Solved – When should I not use an ensemble classifier

baggingboostingclassificationensemble learning

In general, in a classification problem where the goal is to accurately predict out-of-sample class membership, when should I not to use an ensemble classifier?

This question is closely related to Why not always use ensemble learning?. That question asks why we don't use ensembles all the time. I want to know if there are cases in which ensembles are known to be worse (not just "not better and a waste of time") than a non-ensemble equivalent.

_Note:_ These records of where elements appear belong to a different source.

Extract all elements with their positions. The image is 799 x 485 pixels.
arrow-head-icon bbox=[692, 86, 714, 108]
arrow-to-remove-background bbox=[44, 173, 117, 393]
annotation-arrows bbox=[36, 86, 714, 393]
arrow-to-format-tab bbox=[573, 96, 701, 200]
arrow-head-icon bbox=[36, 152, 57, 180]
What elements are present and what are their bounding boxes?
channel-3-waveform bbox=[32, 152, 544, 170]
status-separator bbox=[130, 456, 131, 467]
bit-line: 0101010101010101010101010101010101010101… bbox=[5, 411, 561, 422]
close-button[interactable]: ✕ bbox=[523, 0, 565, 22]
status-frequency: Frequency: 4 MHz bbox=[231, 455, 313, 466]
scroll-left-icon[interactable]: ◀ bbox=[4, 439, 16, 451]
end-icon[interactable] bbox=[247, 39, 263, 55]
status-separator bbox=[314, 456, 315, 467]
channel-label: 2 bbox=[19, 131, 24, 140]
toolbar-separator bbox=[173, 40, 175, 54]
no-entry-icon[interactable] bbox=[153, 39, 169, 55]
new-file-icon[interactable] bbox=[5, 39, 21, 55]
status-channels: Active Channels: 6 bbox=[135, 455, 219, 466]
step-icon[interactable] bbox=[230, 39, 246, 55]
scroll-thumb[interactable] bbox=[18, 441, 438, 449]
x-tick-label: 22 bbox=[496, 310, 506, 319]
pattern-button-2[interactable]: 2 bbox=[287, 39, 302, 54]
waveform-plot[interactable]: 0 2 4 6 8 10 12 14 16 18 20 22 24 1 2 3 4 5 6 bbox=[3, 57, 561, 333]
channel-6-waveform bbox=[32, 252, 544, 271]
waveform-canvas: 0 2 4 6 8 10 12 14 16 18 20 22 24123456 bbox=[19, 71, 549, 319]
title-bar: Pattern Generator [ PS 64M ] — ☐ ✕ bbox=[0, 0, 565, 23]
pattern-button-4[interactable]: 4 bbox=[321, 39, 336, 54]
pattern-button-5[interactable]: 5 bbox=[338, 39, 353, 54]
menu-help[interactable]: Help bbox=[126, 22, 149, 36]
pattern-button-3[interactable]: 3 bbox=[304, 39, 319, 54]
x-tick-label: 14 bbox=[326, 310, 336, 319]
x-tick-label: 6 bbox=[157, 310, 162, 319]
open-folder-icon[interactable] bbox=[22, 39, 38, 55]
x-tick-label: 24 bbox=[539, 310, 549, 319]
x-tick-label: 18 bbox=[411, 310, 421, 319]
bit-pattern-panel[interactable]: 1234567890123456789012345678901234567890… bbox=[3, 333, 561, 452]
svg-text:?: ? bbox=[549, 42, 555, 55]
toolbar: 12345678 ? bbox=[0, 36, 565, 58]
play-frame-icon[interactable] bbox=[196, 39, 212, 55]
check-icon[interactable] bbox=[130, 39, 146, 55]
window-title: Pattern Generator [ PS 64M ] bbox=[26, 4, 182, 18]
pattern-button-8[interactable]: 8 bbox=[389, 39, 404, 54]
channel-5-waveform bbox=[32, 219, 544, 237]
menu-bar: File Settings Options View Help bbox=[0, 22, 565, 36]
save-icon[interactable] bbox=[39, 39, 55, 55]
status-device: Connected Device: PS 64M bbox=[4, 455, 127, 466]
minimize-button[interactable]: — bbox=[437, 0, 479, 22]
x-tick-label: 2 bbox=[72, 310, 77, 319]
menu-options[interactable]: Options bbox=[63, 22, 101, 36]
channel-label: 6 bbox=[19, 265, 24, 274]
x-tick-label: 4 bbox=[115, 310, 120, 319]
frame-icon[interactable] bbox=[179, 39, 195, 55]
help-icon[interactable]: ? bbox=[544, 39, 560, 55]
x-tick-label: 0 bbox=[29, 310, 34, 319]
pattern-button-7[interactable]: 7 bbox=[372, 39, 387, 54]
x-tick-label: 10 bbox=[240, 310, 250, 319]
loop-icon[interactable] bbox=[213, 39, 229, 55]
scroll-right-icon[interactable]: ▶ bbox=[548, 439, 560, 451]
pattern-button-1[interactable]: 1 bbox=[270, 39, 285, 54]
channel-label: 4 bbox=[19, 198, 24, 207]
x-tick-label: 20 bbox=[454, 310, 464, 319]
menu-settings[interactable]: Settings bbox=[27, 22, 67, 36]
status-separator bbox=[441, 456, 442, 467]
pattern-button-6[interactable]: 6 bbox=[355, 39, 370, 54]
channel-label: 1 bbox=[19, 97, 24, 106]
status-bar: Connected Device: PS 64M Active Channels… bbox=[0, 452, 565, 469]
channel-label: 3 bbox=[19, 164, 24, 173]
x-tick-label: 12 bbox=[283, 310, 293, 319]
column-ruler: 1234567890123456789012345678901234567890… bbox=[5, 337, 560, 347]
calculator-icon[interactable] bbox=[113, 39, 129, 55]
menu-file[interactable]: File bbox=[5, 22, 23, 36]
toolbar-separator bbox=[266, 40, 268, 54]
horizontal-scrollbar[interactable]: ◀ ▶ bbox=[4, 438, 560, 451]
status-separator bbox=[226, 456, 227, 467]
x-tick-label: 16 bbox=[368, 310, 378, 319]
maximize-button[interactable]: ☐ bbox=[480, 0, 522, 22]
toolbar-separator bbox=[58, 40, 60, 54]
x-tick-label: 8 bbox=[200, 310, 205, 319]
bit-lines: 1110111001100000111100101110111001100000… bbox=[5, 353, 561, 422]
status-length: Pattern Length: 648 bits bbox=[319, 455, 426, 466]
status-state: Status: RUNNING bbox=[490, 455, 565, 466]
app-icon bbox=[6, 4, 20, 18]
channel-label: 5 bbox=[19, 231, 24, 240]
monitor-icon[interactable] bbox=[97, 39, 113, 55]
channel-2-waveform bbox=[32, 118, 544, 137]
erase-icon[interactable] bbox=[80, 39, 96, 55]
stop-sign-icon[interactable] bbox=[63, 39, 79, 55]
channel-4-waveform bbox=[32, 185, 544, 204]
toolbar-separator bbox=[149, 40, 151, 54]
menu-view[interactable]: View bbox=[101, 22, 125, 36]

And by "ensemble classifier" I'm specifically referring to classifiers like AdaBoost and random forests, as opposed to, e.g., a roll-your-own boosted support vector machine.

Best Answer

The model that is closest to the true data generating process will always be best and will beat most ensemble methods. So if the data come from a linear process lm() will be much superior to random forests, e.g.:

    set.seed(1234)
p=10
N=1000
#covariates
x = matrix(rnorm(N*p),ncol=p)
#coefficients:
b = round(rnorm(p),2)
y = x %*% b + rnorm(N)
train=sample(N, N/2)
data = cbind.data.frame(y,x)
colnames(data) = c("y", paste0("x",1:p))
#linear model
fit1 = lm(y ~ ., data = data[train,])
summary(fit1)
yPred1 =predict(fit1,data[-train,])
round(mean(abs(yPred1-data[-train,"y"])),2)#0.79

library(randomForest)
fit2 = randomForest(y ~ ., data = data[train,],ntree=1000)
yPred2 =predict(fit2,data[-train,])
round(mean(abs(yPred2-data[-train,"y"])),2)#1.33